Galaxy supports both Docker Engine swarm mode and the legacy Docker Swarm
system. Legacy Docker Swarm is supported without any special configuration,
because the containers are still run with ``docker run`` as before. To support
Docker Engine swarm mode, additional configuration is required. Begin by
editing your GIE plugin's ini configuration file (e.g. ``jupyter.ini``) and set
the ``docker_connect_port`` in addition to any other
relevant options. Unless you are using a non-standard Docker image, the correct
value for ``docker_connect_port`` should be suggested to you in the sample
configuration file:
.. code-block:: ini
[docker]
docker_connect_port = 8888
Note that your Galaxy server does not need to be a member of the swarm itself.

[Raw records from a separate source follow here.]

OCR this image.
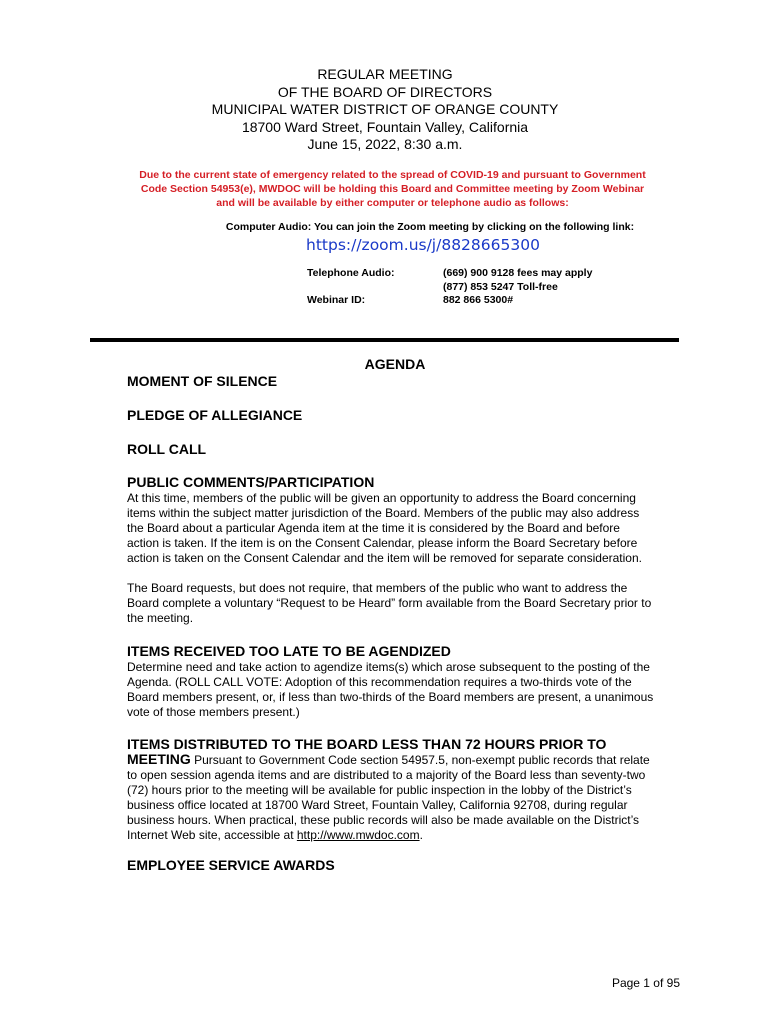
REGULAR MEETING
OF THE BOARD OF DIRECTORS
MUNICIPAL WATER DISTRICT OF ORANGE COUNTY
18700 Ward Street, Fountain Valley, California
June 15, 2022, 8:30 a.m.
Due to the current state of emergency related to the spread of COVID-19 and pursuant to Government
Code Section 54953(e), MWDOC will be holding this Board and Committee meeting by Zoom Webinar
and will be available by either computer or telephone audio as follows:
Computer Audio: You can join the Zoom meeting by clicking on the following link:
https://zoom.us/j/8828665300
Telephone Audio:	(669) 900 9128 fees may apply
(877) 853 5247 Toll-free
882 866 5300#
Webinar ID:
AGENDA
MOMENT OF SILENCE
PLEDGE OF ALLEGIANCE
ROLL CALL
PUBLIC COMMENTS/PARTICIPATION
At this time, members of the public will be given an opportunity to address the Board concerning
items within the subject matter jurisdiction of the Board. Members of the public may also address
the Board about a particular Agenda item at the time it is considered by the Board and before
action is taken. If the item is on the Consent Calendar, please inform the Board Secretary before
action is taken on the Consent Calendar and the item will be removed for separate consideration.
The Board requests, but does not require, that members of the public who want to address the
Board complete a voluntary “Request to be Heard” form available from the Board Secretary prior to
the meeting.
ITEMS RECEIVED TOO LATE TO BE AGENDIZED
Determine need and take action to agendize items(s) which arose subsequent to the posting of the
Agenda. (ROLL CALL VOTE: Adoption of this recommendation requires a two-thirds vote of the
Board members present, or, if less than two-thirds of the Board members are present, a unanimous
vote of those members present.)
ITEMS DISTRIBUTED TO THE BOARD LESS THAN 72 HOURS PRIOR TO
MEETING Pursuant to Government Code section 54957.5, non-exempt public records that relate
to open session agenda items and are distributed to a majority of the Board less than seventy-two
(72) hours prior to the meeting will be available for public inspection in the lobby of the District’s
business office located at 18700 Ward Street, Fountain Valley, California 92708, during regular
business hours. When practical, these public records will also be made available on the District’s
Internet Web site, accessible at http://www.mwdoc.com.
EMPLOYEE SERVICE AWARDS
Page 1 of 95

It can use the method outlined above in the `Docker on Another Host`_ section
to connect as a client to a Docker daemon acting as a swarm mode manager.
Once configured, you should see that your GIE containers are started and run as
services, which you can inspect using the ``docker service ls`` command and
other ``docker service`` subcommands.